“Se tambaleaba al dejar el entierro de su esposa, hasta que una niña mendiga lo detuvo con un secreto aterrador: ‘Sígueme, tu mujer vive’. Entre incredulidad y miedo, él la sigue… sin saber que cada paso lo adentra en un laberinto de verdades que jamás habría querido conocer.”
Alex sentía que el suelo se hundía bajo sus pies. No en sentido figurado: literalmente, sus rodillas temblaban, manchas oscuras le nublaban la vista y un pitido agudo le perforaba los oídos. El calor, la tensión y las noches sin dormir lo estaban derrumbando.

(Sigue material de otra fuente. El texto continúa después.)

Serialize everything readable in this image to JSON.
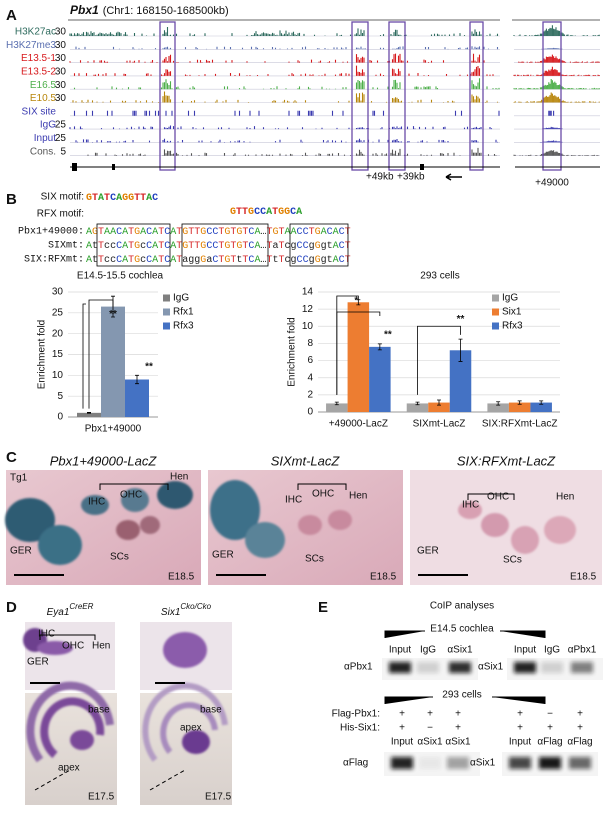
{
  "panel_labels": [
    "A",
    "B",
    "C",
    "D",
    "E"
  ],
  "panel_a": {
    "title": "Pbx1",
    "subtitle": "(Chr1: 168150-168500kb)",
    "tracks": [
      {
        "name": "H3K27ac",
        "scale": "30",
        "color": "#2e6b5e"
      },
      {
        "name": "H3K27me3",
        "scale": "30",
        "color": "#5a6fb0"
      },
      {
        "name": "E13.5-1",
        "scale": "30",
        "color": "#d7191c"
      },
      {
        "name": "E13.5-2",
        "scale": "30",
        "color": "#d7191c"
      },
      {
        "name": "E16.5",
        "scale": "30",
        "color": "#4daf4a"
      },
      {
        "name": "E10.5",
        "scale": "30",
        "color": "#b8860b"
      },
      {
        "name": "SIX site",
        "color": "#3b3bb0"
      },
      {
        "name": "IgG",
        "scale": "25",
        "color": "#3b3bb0"
      },
      {
        "name": "Input",
        "scale": "25",
        "color": "#3b3bb0"
      },
      {
        "name": "Cons.",
        "scale": "5",
        "color": "#555555"
      }
    ],
    "annotations": [
      "+49kb",
      "+39kb",
      "+49000"
    ]
  },
  "panel_b": {
    "motifs": [
      {
        "label": "SIX motif:",
        "logo": "GTATCAGGTTAC"
      },
      {
        "label": "RFX motif:",
        "logo": "GTTGCCATGGCA"
      }
    ],
    "sequences": [
      {
        "name": "Pbx1+49000:",
        "seq": "AGTAACATGACATCATGTTGCCTGTGTCA…TGTAACCTGACACT"
      },
      {
        "name": "SIXmt:",
        "seq": "AtTccCATGcCATCATGTTGCCTGTGTCA…TaTcgCCgGgtACT"
      },
      {
        "name": "SIX:RFXmt:",
        "seq": "AtTccCATGcCATCATaggGaCTGTtTCA…TtTcgCCgGgtACT"
      }
    ]
  },
  "chart_data": [
    {
      "type": "bar",
      "title": "E14.5-15.5 cochlea",
      "y_label": "Enrichment fold",
      "categories": [
        "Pbx1+49000"
      ],
      "series": [
        {
          "name": "IgG",
          "color": "#7f7f7f",
          "values": [
            1
          ],
          "errors": [
            0.1
          ]
        },
        {
          "name": "Rfx1",
          "color": "#8497b0",
          "values": [
            26.5
          ],
          "errors": [
            2.5
          ]
        },
        {
          "name": "Rfx3",
          "color": "#4472c4",
          "values": [
            9
          ],
          "errors": [
            1
          ]
        }
      ],
      "ylim": [
        0,
        30
      ],
      "yticks": [
        0,
        5,
        10,
        15,
        20,
        25,
        30
      ],
      "grid": true,
      "legend": "right",
      "annotations": [
        "**",
        "**"
      ]
    },
    {
      "type": "bar",
      "title": "293 cells",
      "y_label": "Enrichment fold",
      "categories": [
        "+49000-LacZ",
        "SIXmt-LacZ",
        "SIX:RFXmt-LacZ"
      ],
      "series": [
        {
          "name": "IgG",
          "color": "#a5a5a5",
          "values": [
            1,
            1,
            1
          ],
          "errors": [
            0.15,
            0.15,
            0.2
          ]
        },
        {
          "name": "Six1",
          "color": "#ed7d31",
          "values": [
            12.8,
            1.1,
            1.1
          ],
          "errors": [
            0.3,
            0.3,
            0.2
          ]
        },
        {
          "name": "Rfx3",
          "color": "#4472c4",
          "values": [
            7.6,
            7.2,
            1.1
          ],
          "errors": [
            0.35,
            1.3,
            0.2
          ]
        }
      ],
      "ylim": [
        0,
        14
      ],
      "yticks": [
        0,
        2,
        4,
        6,
        8,
        10,
        12,
        14
      ],
      "grid": true,
      "legend": "top-right",
      "annotations": [
        "*",
        "**",
        "**"
      ]
    }
  ],
  "panel_c": {
    "images": [
      {
        "title": "Pbx1+49000-LacZ",
        "labels": [
          "Tg1",
          "IHC",
          "OHC",
          "Hen",
          "GER",
          "SCs",
          "E18.5"
        ]
      },
      {
        "title": "SIXmt-LacZ",
        "labels": [
          "IHC",
          "OHC",
          "Hen",
          "GER",
          "SCs",
          "E18.5"
        ]
      },
      {
        "title": "SIX:RFXmt-LacZ",
        "labels": [
          "IHC",
          "OHC",
          "Hen",
          "GER",
          "SCs",
          "E18.5"
        ]
      }
    ]
  },
  "panel_d": {
    "columns": [
      {
        "title": "Eya1",
        "superscript": "CreER",
        "labels": [
          "IHC",
          "OHC",
          "Hen",
          "GER",
          "base",
          "apex",
          "E17.5"
        ]
      },
      {
        "title": "Six1",
        "superscript": "Cko/Cko",
        "labels": [
          "base",
          "apex",
          "E17.5"
        ]
      }
    ]
  },
  "panel_e": {
    "title": "CoIP analyses",
    "top": {
      "sample": "E14.5 cochlea",
      "blots": [
        {
          "antibody": "αPbx1",
          "lanes": [
            "Input",
            "IgG",
            "αSix1"
          ]
        },
        {
          "antibody": "αSix1",
          "lanes": [
            "Input",
            "IgG",
            "αPbx1"
          ]
        }
      ]
    },
    "bottom": {
      "sample": "293 cells",
      "rows": [
        "Flag-Pbx1:",
        "His-Six1:"
      ],
      "blots": [
        {
          "antibody": "αFlag",
          "lanes": [
            "Input",
            "αSix1",
            "αSix1"
          ],
          "flag": [
            "+",
            "+",
            "+"
          ],
          "his": [
            "+",
            "−",
            "+"
          ]
        },
        {
          "antibody": "αSix1",
          "lanes": [
            "Input",
            "αFlag",
            "αFlag"
          ],
          "flag": [
            "+",
            "−",
            "+"
          ],
          "his": [
            "+",
            "+",
            "+"
          ]
        }
      ]
    }
  }
}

Era el funeral de Olivia, su esposa, y cada palabra que pronunciaban los familiares caía sobre él como una losa más en su pecho. “Tengo que salir de aquí”, murmuró a su cuñada Mary, mientras otro pariente relataba con voz quebrada cómo Olivia había sido el pilar en los momentos difíciles.
—Claro, ve —respondió Mary, notando su rostro pálido—. Nosotros terminamos aquí.
Alex se levantó lentamente y comenzó el camino hacia la salida del cementerio. No quiso mirar atrás. El adiós estaba dicho, aunque el vacío que dejaba era infinito.
Caminaba cabizbajo cuando, justo al llegar a la reja de hierro, una voz suave lo detuvo.
—Señor… ¿podría ayudarme?
Frente a él, una niña de unos diez años, con un vestido desgastado y el cabello revuelto, extendía la mano. Sin pensarlo demasiado, Alex palpó sus bolsillos y encontró las últimas monedas que llevaba. Se las entregó.
La niña cerró la mano sobre el dinero, pero no se apartó. Lo miró fijamente y dijo algo que le heló la sangre:
—Tío, su esposa está viva. Pero eso no va a mejorar su vida. Sígame.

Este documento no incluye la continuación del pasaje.